Objective: To investigate the role of regulatory T cells in the modulation of long-term immune dysfunction during experimental sepsis. It is well established that sepsis predisposes to development of a pronounced immunosuppression. Nevertheless, the mechanisms underlying the immune dysfunction after sepsis are still not well understood.
Design: Prospective experimental study.
Setting: University research laboratory.
Interventions: Wild-type mice underwent cecal ligation and puncture and were treated with antibiotic during 3 days after surgery. On days 1, 7, or 15 after cecal ligation and puncture, the frequency of regulatory T cells, proliferation of CD4 T cells and bacterial counts were evaluated.

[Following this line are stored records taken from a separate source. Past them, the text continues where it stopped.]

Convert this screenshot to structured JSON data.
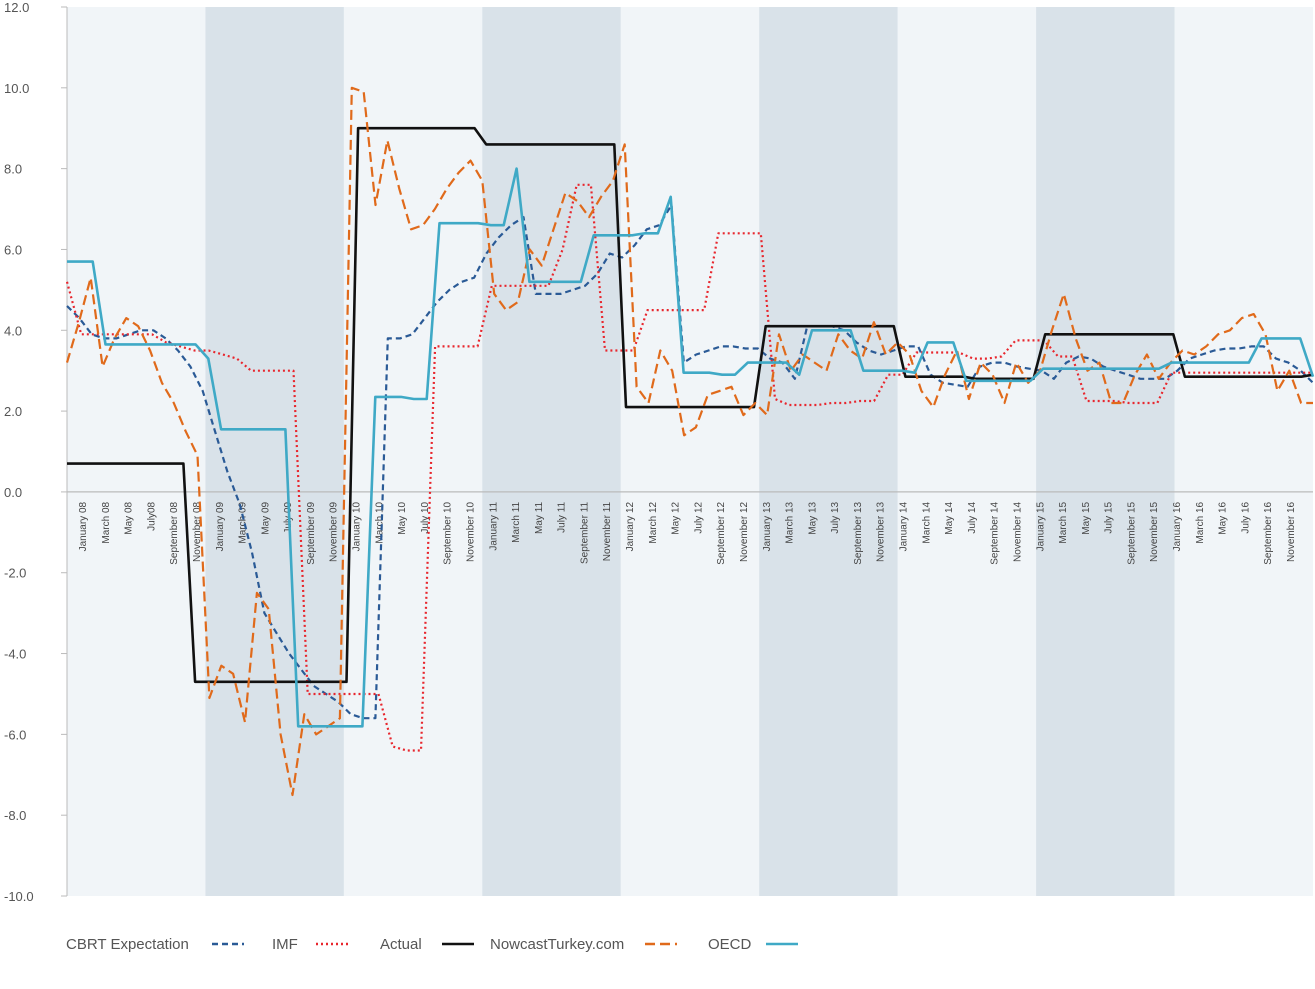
{
  "chart_data": {
    "type": "line",
    "title": "",
    "xlabel": "",
    "ylabel": "",
    "ylim": [
      -10,
      12
    ],
    "yticks": [
      "-10.0",
      "-8.0",
      "-6.0",
      "-4.0",
      "-2.0",
      "0.0",
      "2.0",
      "4.0",
      "6.0",
      "8.0",
      "10.0",
      "12.0"
    ],
    "grid": false,
    "legend_position": "bottom",
    "x_labels": [
      "January 08",
      "March 08",
      "May 08",
      "July08",
      "September 08",
      "November 08",
      "January 09",
      "March 09",
      "May 09",
      "July 09",
      "September 09",
      "November 09",
      "January 10",
      "March 10",
      "May 10",
      "July 10",
      "September 10",
      "November 10",
      "January 11",
      "March 11",
      "May 11",
      "July 11",
      "September 11",
      "November 11",
      "January 12",
      "March 12",
      "May 12",
      "July 12",
      "September 12",
      "November 12",
      "January 13",
      "March 13",
      "May 13",
      "July 13",
      "September 13",
      "November 13",
      "January 14",
      "March 14",
      "May 14",
      "July 14",
      "September 14",
      "November 14",
      "January 15",
      "March 15",
      "May 15",
      "July 15",
      "September 15",
      "November 15",
      "January 16",
      "March 16",
      "May 16",
      "July 16",
      "September 16",
      "November 16"
    ],
    "shaded_bands_years": [
      "2009",
      "2011",
      "2013",
      "2015"
    ],
    "series": [
      {
        "name": "CBRT Expectation",
        "color": "#2a5a96",
        "dash": "6,4",
        "y": [
          4.6,
          4.3,
          3.9,
          3.8,
          3.8,
          3.9,
          4.0,
          4.0,
          3.8,
          3.5,
          3.1,
          2.5,
          1.5,
          0.5,
          -0.3,
          -1.5,
          -3.0,
          -3.5,
          -4.0,
          -4.4,
          -4.8,
          -5.0,
          -5.2,
          -5.5,
          -5.6,
          -5.6,
          3.8,
          3.8,
          3.9,
          4.3,
          4.7,
          5.0,
          5.2,
          5.3,
          5.9,
          6.3,
          6.6,
          6.8,
          4.9,
          4.9,
          4.9,
          5.0,
          5.1,
          5.4,
          5.9,
          5.8,
          6.1,
          6.5,
          6.6,
          7.1,
          3.2,
          3.4,
          3.5,
          3.6,
          3.6,
          3.55,
          3.55,
          3.3,
          3.2,
          2.8,
          4.1,
          4.1,
          4.1,
          4.0,
          3.7,
          3.5,
          3.4,
          3.5,
          3.6,
          3.6,
          2.9,
          2.7,
          2.65,
          2.6,
          3.1,
          3.2,
          3.2,
          3.1,
          3.05,
          3.0,
          2.8,
          3.2,
          3.35,
          3.3,
          3.1,
          3.0,
          2.9,
          2.8,
          2.8,
          2.8,
          3.0,
          3.3,
          3.4,
          3.5,
          3.55,
          3.55,
          3.6,
          3.6,
          3.3,
          3.2,
          3.0,
          2.7
        ]
      },
      {
        "name": "IMF",
        "color": "#e8262d",
        "dash": "2,3",
        "y": [
          5.2,
          3.9,
          3.9,
          3.9,
          3.9,
          3.9,
          3.9,
          3.7,
          3.6,
          3.5,
          3.5,
          3.4,
          3.3,
          3.0,
          3.0,
          3.0,
          3.0,
          -5.0,
          -5.0,
          -5.0,
          -5.0,
          -5.0,
          -5.0,
          -6.3,
          -6.4,
          -6.4,
          3.6,
          3.6,
          3.6,
          3.6,
          5.1,
          5.1,
          5.1,
          5.1,
          5.1,
          6.0,
          7.6,
          7.6,
          3.5,
          3.5,
          3.5,
          4.5,
          4.5,
          4.5,
          4.5,
          4.5,
          6.4,
          6.4,
          6.4,
          6.4,
          2.3,
          2.15,
          2.15,
          2.15,
          2.2,
          2.2,
          2.25,
          2.25,
          2.9,
          2.9,
          3.45,
          3.45,
          3.45,
          3.45,
          3.3,
          3.3,
          3.35,
          3.75,
          3.75,
          3.75,
          3.35,
          3.35,
          2.25,
          2.25,
          2.25,
          2.2,
          2.2,
          2.2,
          2.95,
          2.95,
          2.95,
          2.95,
          2.95,
          2.95,
          2.95,
          2.95,
          2.95,
          2.95,
          2.95
        ]
      },
      {
        "name": "Actual",
        "color": "#111111",
        "dash": "",
        "y": [
          0.7,
          0.7,
          0.7,
          0.7,
          0.7,
          0.7,
          0.7,
          0.7,
          0.7,
          0.7,
          0.7,
          -4.7,
          -4.7,
          -4.7,
          -4.7,
          -4.7,
          -4.7,
          -4.7,
          -4.7,
          -4.7,
          -4.7,
          -4.7,
          -4.7,
          -4.7,
          -4.7,
          9.0,
          9.0,
          9.0,
          9.0,
          9.0,
          9.0,
          9.0,
          9.0,
          9.0,
          9.0,
          9.0,
          8.6,
          8.6,
          8.6,
          8.6,
          8.6,
          8.6,
          8.6,
          8.6,
          8.6,
          8.6,
          8.6,
          8.6,
          2.1,
          2.1,
          2.1,
          2.1,
          2.1,
          2.1,
          2.1,
          2.1,
          2.1,
          2.1,
          2.1,
          2.1,
          4.1,
          4.1,
          4.1,
          4.1,
          4.1,
          4.1,
          4.1,
          4.1,
          4.1,
          4.1,
          4.1,
          4.1,
          2.85,
          2.85,
          2.85,
          2.85,
          2.85,
          2.85,
          2.8,
          2.8,
          2.8,
          2.8,
          2.8,
          2.8,
          3.9,
          3.9,
          3.9,
          3.9,
          3.9,
          3.9,
          3.9,
          3.9,
          3.9,
          3.9,
          3.9,
          3.9,
          2.85,
          2.85,
          2.85,
          2.85,
          2.85,
          2.85,
          2.85,
          2.85,
          2.85,
          2.85,
          2.85,
          2.9
        ]
      },
      {
        "name": "NowcastTurkey.com",
        "color": "#e06a1b",
        "dash": "10,5",
        "y": [
          3.2,
          4.2,
          5.3,
          3.1,
          3.8,
          4.3,
          4.1,
          3.5,
          2.7,
          2.2,
          1.5,
          0.9,
          -5.1,
          -4.3,
          -4.5,
          -5.7,
          -2.5,
          -2.9,
          -6.0,
          -7.5,
          -5.5,
          -6.0,
          -5.8,
          -5.6,
          10.0,
          9.9,
          7.1,
          8.7,
          7.5,
          6.5,
          6.6,
          7.0,
          7.5,
          7.9,
          8.2,
          7.7,
          4.9,
          4.5,
          4.7,
          6.0,
          5.6,
          6.5,
          7.4,
          7.2,
          6.8,
          7.3,
          7.7,
          8.6,
          2.6,
          2.2,
          3.5,
          3.0,
          1.4,
          1.6,
          2.4,
          2.5,
          2.6,
          1.9,
          2.2,
          1.9,
          3.9,
          3.0,
          3.4,
          3.2,
          3.0,
          3.9,
          3.5,
          3.3,
          4.2,
          3.4,
          3.7,
          3.4,
          2.5,
          2.1,
          2.9,
          3.5,
          2.3,
          3.2,
          2.9,
          2.2,
          3.2,
          2.7,
          3.0,
          4.0,
          4.9,
          3.8,
          3.0,
          3.2,
          2.2,
          2.2,
          2.9,
          3.4,
          2.8,
          3.2,
          3.5,
          3.4,
          3.6,
          3.9,
          4.0,
          4.3,
          4.4,
          3.9,
          2.5,
          3.0,
          2.2,
          2.2
        ]
      },
      {
        "name": "OECD",
        "color": "#3fa9c6",
        "dash": "",
        "y": [
          5.7,
          5.7,
          5.7,
          3.65,
          3.65,
          3.65,
          3.65,
          3.65,
          3.65,
          3.65,
          3.65,
          3.3,
          1.55,
          1.55,
          1.55,
          1.55,
          1.55,
          1.55,
          -5.8,
          -5.8,
          -5.8,
          -5.8,
          -5.8,
          -5.8,
          2.35,
          2.35,
          2.35,
          2.3,
          2.3,
          6.65,
          6.65,
          6.65,
          6.65,
          6.6,
          6.6,
          8.0,
          5.2,
          5.2,
          5.2,
          5.2,
          5.2,
          6.35,
          6.35,
          6.35,
          6.35,
          6.4,
          6.4,
          7.3,
          2.95,
          2.95,
          2.95,
          2.9,
          2.9,
          3.2,
          3.2,
          3.2,
          3.2,
          2.9,
          4.0,
          4.0,
          4.0,
          4.0,
          3.0,
          3.0,
          3.0,
          3.0,
          2.95,
          3.7,
          3.7,
          3.7,
          2.75,
          2.75,
          2.75,
          2.75,
          2.75,
          2.75,
          3.05,
          3.05,
          3.05,
          3.05,
          3.05,
          3.05,
          3.05,
          3.05,
          3.05,
          3.05,
          3.2,
          3.2,
          3.2,
          3.2,
          3.2,
          3.2,
          3.2,
          3.8,
          3.8,
          3.8,
          3.8,
          2.85
        ]
      }
    ]
  }
}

Fifteen days after cecal ligation and puncture, surviving mice underwent secondary pulmonary infection by intranasal inoculation of nonlethal dose of Legionella pneumophila. Some mice received agonistic glucocorticoid-induced tumor necrosis factor receptor antibody (DTA-1) before induction of secondary infection.

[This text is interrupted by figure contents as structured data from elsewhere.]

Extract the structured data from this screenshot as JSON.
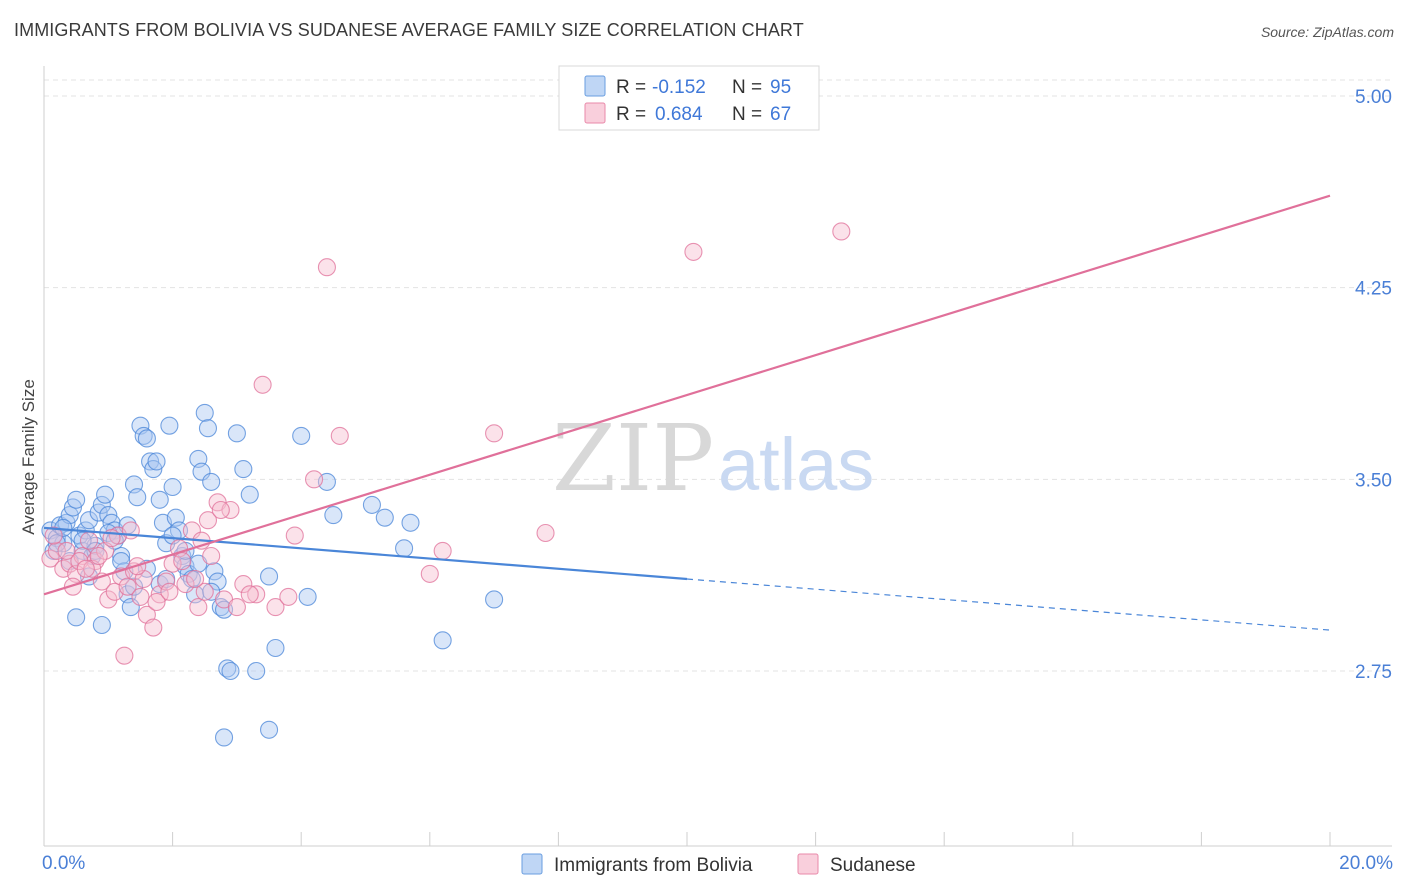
{
  "title": "IMMIGRANTS FROM BOLIVIA VS SUDANESE AVERAGE FAMILY SIZE CORRELATION CHART",
  "source": "Source: ZipAtlas.com",
  "watermark": {
    "zip": "ZIP",
    "atlas": "atlas"
  },
  "legend": {
    "r_label": "R =",
    "n_label": "N =",
    "rows": [
      {
        "r": "-0.152",
        "n": "95",
        "fill": "#aac8f2",
        "stroke": "#6a9ee0"
      },
      {
        "r": "0.684",
        "n": "67",
        "fill": "#f7bfd0",
        "stroke": "#e98aaa"
      }
    ]
  },
  "chart_data": {
    "type": "scatter",
    "title": "IMMIGRANTS FROM BOLIVIA VS SUDANESE AVERAGE FAMILY SIZE CORRELATION CHART",
    "xlabel": "",
    "ylabel": "Average Family Size",
    "xlim": [
      0,
      20
    ],
    "ylim": [
      2.2,
      5.1
    ],
    "x_tick_labels": [
      "0.0%",
      "20.0%"
    ],
    "y_ticks": [
      2.75,
      3.5,
      4.25,
      5.0
    ],
    "y_tick_labels": [
      "2.75",
      "3.50",
      "4.25",
      "5.00"
    ],
    "grid": true,
    "legend_position": "top-center",
    "series": [
      {
        "name": "Immigrants from Bolivia",
        "color": "#4a86d8",
        "fill": "#aac8f2",
        "trend": {
          "x0": 0,
          "y0": 3.31,
          "x1": 10,
          "y1": 3.11,
          "dashed_to_x": 20,
          "dashed_to_y": 2.91
        },
        "points": [
          [
            0.1,
            3.3
          ],
          [
            0.15,
            3.22
          ],
          [
            0.2,
            3.27
          ],
          [
            0.25,
            3.32
          ],
          [
            0.3,
            3.25
          ],
          [
            0.35,
            3.33
          ],
          [
            0.4,
            3.36
          ],
          [
            0.45,
            3.39
          ],
          [
            0.5,
            3.42
          ],
          [
            0.55,
            3.28
          ],
          [
            0.6,
            3.22
          ],
          [
            0.65,
            3.3
          ],
          [
            0.7,
            3.34
          ],
          [
            0.75,
            3.2
          ],
          [
            0.8,
            3.24
          ],
          [
            0.85,
            3.37
          ],
          [
            0.9,
            3.4
          ],
          [
            0.95,
            3.44
          ],
          [
            1.0,
            3.36
          ],
          [
            1.05,
            3.33
          ],
          [
            1.1,
            3.3
          ],
          [
            1.15,
            3.28
          ],
          [
            1.2,
            3.2
          ],
          [
            1.25,
            3.14
          ],
          [
            1.3,
            3.05
          ],
          [
            1.35,
            3.0
          ],
          [
            1.4,
            3.48
          ],
          [
            1.45,
            3.43
          ],
          [
            1.5,
            3.71
          ],
          [
            1.55,
            3.67
          ],
          [
            1.6,
            3.66
          ],
          [
            1.65,
            3.57
          ],
          [
            1.7,
            3.54
          ],
          [
            1.75,
            3.57
          ],
          [
            1.8,
            3.42
          ],
          [
            1.85,
            3.33
          ],
          [
            1.9,
            3.25
          ],
          [
            1.95,
            3.71
          ],
          [
            2.0,
            3.47
          ],
          [
            2.05,
            3.35
          ],
          [
            2.1,
            3.3
          ],
          [
            2.15,
            3.2
          ],
          [
            2.2,
            3.16
          ],
          [
            2.25,
            3.13
          ],
          [
            2.3,
            3.11
          ],
          [
            2.35,
            3.05
          ],
          [
            2.4,
            3.58
          ],
          [
            2.45,
            3.53
          ],
          [
            2.5,
            3.76
          ],
          [
            2.55,
            3.7
          ],
          [
            2.6,
            3.49
          ],
          [
            2.65,
            3.14
          ],
          [
            2.7,
            3.1
          ],
          [
            2.75,
            3.0
          ],
          [
            2.8,
            2.99
          ],
          [
            2.85,
            2.76
          ],
          [
            2.9,
            2.75
          ],
          [
            3.0,
            3.68
          ],
          [
            3.1,
            3.54
          ],
          [
            3.2,
            3.44
          ],
          [
            3.5,
            3.12
          ],
          [
            3.6,
            2.84
          ],
          [
            4.0,
            3.67
          ],
          [
            4.1,
            3.04
          ],
          [
            4.4,
            3.49
          ],
          [
            4.5,
            3.36
          ],
          [
            5.1,
            3.4
          ],
          [
            5.3,
            3.35
          ],
          [
            5.6,
            3.23
          ],
          [
            5.7,
            3.33
          ],
          [
            6.2,
            2.87
          ],
          [
            7.0,
            3.03
          ],
          [
            0.2,
            3.25
          ],
          [
            0.4,
            3.18
          ],
          [
            0.6,
            3.26
          ],
          [
            0.7,
            3.12
          ],
          [
            0.8,
            3.22
          ],
          [
            1.0,
            3.29
          ],
          [
            1.2,
            3.18
          ],
          [
            1.4,
            3.08
          ],
          [
            1.6,
            3.15
          ],
          [
            1.8,
            3.09
          ],
          [
            2.0,
            3.28
          ],
          [
            2.2,
            3.22
          ],
          [
            2.4,
            3.17
          ],
          [
            0.3,
            3.31
          ],
          [
            0.5,
            2.96
          ],
          [
            0.9,
            2.93
          ],
          [
            1.1,
            3.26
          ],
          [
            1.3,
            3.32
          ],
          [
            2.8,
            2.49
          ],
          [
            3.5,
            2.52
          ],
          [
            3.3,
            2.75
          ],
          [
            2.6,
            3.06
          ],
          [
            1.9,
            3.11
          ]
        ]
      },
      {
        "name": "Sudanese",
        "color": "#e0709a",
        "fill": "#f7bfd0",
        "trend": {
          "x0": 0,
          "y0": 3.05,
          "x1": 20,
          "y1": 4.61
        },
        "points": [
          [
            0.1,
            3.19
          ],
          [
            0.2,
            3.22
          ],
          [
            0.3,
            3.15
          ],
          [
            0.4,
            3.17
          ],
          [
            0.5,
            3.13
          ],
          [
            0.6,
            3.2
          ],
          [
            0.7,
            3.26
          ],
          [
            0.8,
            3.18
          ],
          [
            0.9,
            3.1
          ],
          [
            1.0,
            3.03
          ],
          [
            1.1,
            3.06
          ],
          [
            1.2,
            3.12
          ],
          [
            1.3,
            3.08
          ],
          [
            1.4,
            3.14
          ],
          [
            1.5,
            3.04
          ],
          [
            1.6,
            2.97
          ],
          [
            1.7,
            2.92
          ],
          [
            1.8,
            3.05
          ],
          [
            1.9,
            3.1
          ],
          [
            2.0,
            3.17
          ],
          [
            2.1,
            3.23
          ],
          [
            2.2,
            3.09
          ],
          [
            2.3,
            3.3
          ],
          [
            2.4,
            3.0
          ],
          [
            2.5,
            3.06
          ],
          [
            2.6,
            3.2
          ],
          [
            2.7,
            3.41
          ],
          [
            2.8,
            3.03
          ],
          [
            2.9,
            3.38
          ],
          [
            3.0,
            3.0
          ],
          [
            3.1,
            3.09
          ],
          [
            3.3,
            3.05
          ],
          [
            3.6,
            3.0
          ],
          [
            3.8,
            3.04
          ],
          [
            3.9,
            3.28
          ],
          [
            4.2,
            3.5
          ],
          [
            4.4,
            4.33
          ],
          [
            4.6,
            3.67
          ],
          [
            6.0,
            3.13
          ],
          [
            6.2,
            3.22
          ],
          [
            7.0,
            3.68
          ],
          [
            7.8,
            3.29
          ],
          [
            10.1,
            4.39
          ],
          [
            12.4,
            4.47
          ],
          [
            3.4,
            3.87
          ],
          [
            0.15,
            3.28
          ],
          [
            0.35,
            3.22
          ],
          [
            0.55,
            3.18
          ],
          [
            0.75,
            3.15
          ],
          [
            0.95,
            3.22
          ],
          [
            1.15,
            3.28
          ],
          [
            1.35,
            3.3
          ],
          [
            1.55,
            3.11
          ],
          [
            1.75,
            3.02
          ],
          [
            1.95,
            3.06
          ],
          [
            2.15,
            3.18
          ],
          [
            2.35,
            3.11
          ],
          [
            2.55,
            3.34
          ],
          [
            2.75,
            3.38
          ],
          [
            3.2,
            3.05
          ],
          [
            1.25,
            2.81
          ],
          [
            0.45,
            3.08
          ],
          [
            0.65,
            3.15
          ],
          [
            0.85,
            3.2
          ],
          [
            1.05,
            3.27
          ],
          [
            1.45,
            3.16
          ],
          [
            2.45,
            3.26
          ]
        ]
      }
    ]
  },
  "bottom_legend": [
    "Immigrants from Bolivia",
    "Sudanese"
  ]
}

Measurements and main results: Mice surviving cecal ligation and puncture showed a markedly increased frequency of regulatory T cells in thymus and spleen, which was associated with reduced proliferation of CD4 T cells. Fifteen days after cecal ligation and puncture, all sepsis-surviving mice succumbed to nonlethal injection of L. pneumophila. Treatment of mice with DTA-1 antibody reduced frequency of regulatory T cells, restored CD4 T cell proliferation, reduced the levels of bacteria in spleen, and markedly improved survival of L. pneumophila infection.
Conclusion: These findings suggest that regulatory T cells play an important role in the progression and establishment of immune dysfunction observed in experimental sepsis.